No meu leito de morte, uma voz fria e mecânica sussurrou: "O enredo da personagem coadjuvante vilã, Maria Oliveira, foi concluído." Fui apenas um papel, um degrau para a felicidade deles.
A clareza me atingiu com a força de um golpe: minha vida inteira era apenas um roteiro pré-escrito.
Mas, em vez da escuridão, fui cegada por uma luz forte, e acordei de volta ao meu apartamento.
Na mesa de centro, ali estava o acordo de rescisão de relacionamento, o cheque, a mesma cena de três anos atrás.
Lágrimas de raiva e desespero se formaram, mas não eram minhas. Elas eram daquela Maria tola de antes.
Desta vez, não houve fúria. Apenas uma calma gélida.
Com a caneta na mão, sob o olhar chocado do assistente de João, assinei.
Não pelo dinheiro, mas pela minha liberdade.
Meu papel de vilã acabou. Agora, a história que importa é a minha.
A vida de Maria Oliveira se desfazia em fragmentos, como um espelho quebrado. Em seus últimos momentos, as memórias passavam rapidamente, cada uma mais dolorosa que a outra, uma torrente de humilhação e desespero que a consumia. Ela se lembrou do brilho nos seus olhos quando foi aclamada como a mais promissora designer de moda de sua geração, uma paixão que foi brutalmente arrancada dela, seu nome agora manchado e sinônimo de escândalo.

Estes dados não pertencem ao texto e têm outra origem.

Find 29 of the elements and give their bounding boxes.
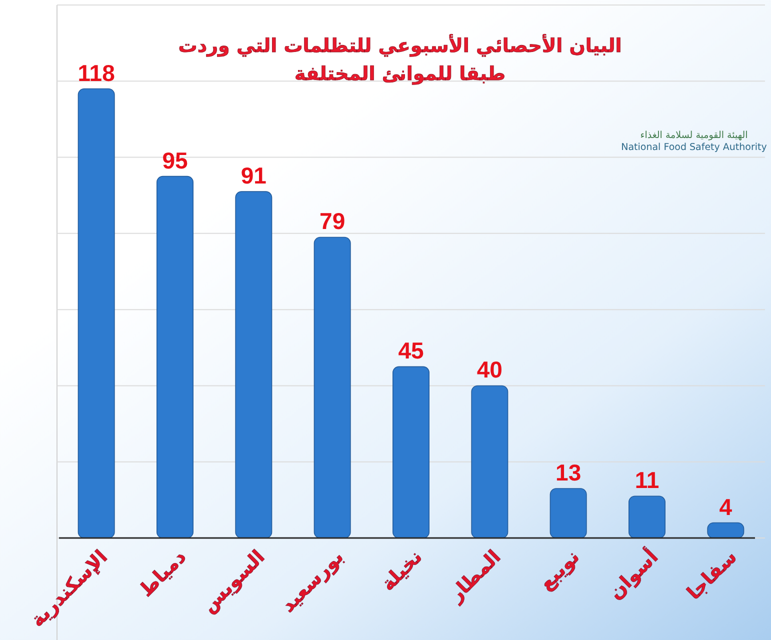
data-label: 91 (240, 162, 267, 189)
bar (314, 236, 351, 538)
bar (550, 488, 587, 538)
x-tick-label: السويس (198, 546, 270, 618)
bar (235, 191, 272, 538)
data-label: 13 (556, 460, 582, 486)
bar (471, 385, 508, 538)
x-tick-label: الإسكندرية (26, 546, 112, 632)
bar (156, 176, 194, 538)
bar (628, 496, 666, 538)
x-tick-label: دمياط (135, 546, 191, 602)
data-label: 79 (320, 208, 346, 234)
data-label: 11 (634, 467, 660, 494)
bar (78, 88, 115, 538)
x-tick-label: نخيلة (377, 546, 427, 596)
annotation: National Food Safety Authority (621, 142, 768, 153)
x-tick-label: نويبع (535, 546, 584, 595)
x-tick-label: بورسعيد (277, 546, 348, 617)
annotation: الهيئة القومية لسلامة الغذاء (640, 130, 748, 141)
x-tick-label: أسوان (603, 544, 663, 604)
x-tick-label: المطار (444, 546, 506, 607)
data-label: 95 (162, 147, 188, 174)
data-label: 40 (476, 356, 502, 383)
data-label: 4 (719, 494, 732, 520)
bar (392, 366, 430, 538)
data-label: 45 (398, 338, 424, 364)
x-tick-label: سفاجا (682, 546, 742, 604)
text: البيان الأحصائي الأسبوعي للتظلمات التي وردت طبقا للموانئ المختلفة (178, 34, 622, 85)
data-label: 118 (78, 60, 116, 86)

Ela se lembrou de João Costa, o famoso e genial chef de cozinha, o homem que ela amou com uma devoção cega, um amor que a transformou em uma piada nacional, uma vilã de novela, a sombra perseguidora em seu romance de conto de fadas com a doce e inocente Ana Martins. Cada manchete, cada foto humilhante, cada olhar de desprezo do público, tudo isso a levou à ruína, culminando naquele momento, em uma cama de hospital fria, onde seu corpo finalmente cedia.
Ela amou João por dez anos. Dez anos de uma perseguição unilateral, de um amor não correspondido que a transformou em uma pessoa ressentida e amarga, irreconhecível para si mesma. Sua carreira foi destruída, sua reputação virou pó, e sua família foi arrastada para a lama por causa de sua obsessão. E por quê? Por um homem cujo olhar nunca a viu de verdade, um homem que só tinha olhos para Ana.
Enquanto a escuridão a envolvia, uma voz fria e mecânica, desprovida de qualquer emoção, ecoou em sua mente.
[Ativação do sistema. O enredo da personagem coadjuvante vilã, Maria Oliveira, foi concluído. Causa da morte: falência múltipla de órgãos. Fim da história.]
A voz era um choque elétrico em sua consciência que se desvanecia. Sistema? Personagem coadjuvante vilã? Enredo? De repente, a névoa de dor e confusão se dissipou, substituída por uma clareza aterrorizante. Sua vida inteira, suas paixões, suas dores, seu amor desesperado, nada daquilo era real, era apenas um papel pré-escrito, um roteiro no qual ela era a vilã destinada a realçar a pureza da heroína e o amor do herói. Ela era um degrau para a felicidade de João e Ana. A percepção a atingiu com a força de um golpe físico, e com esse último pensamento amargo, Maria Oliveira fechou os olhos.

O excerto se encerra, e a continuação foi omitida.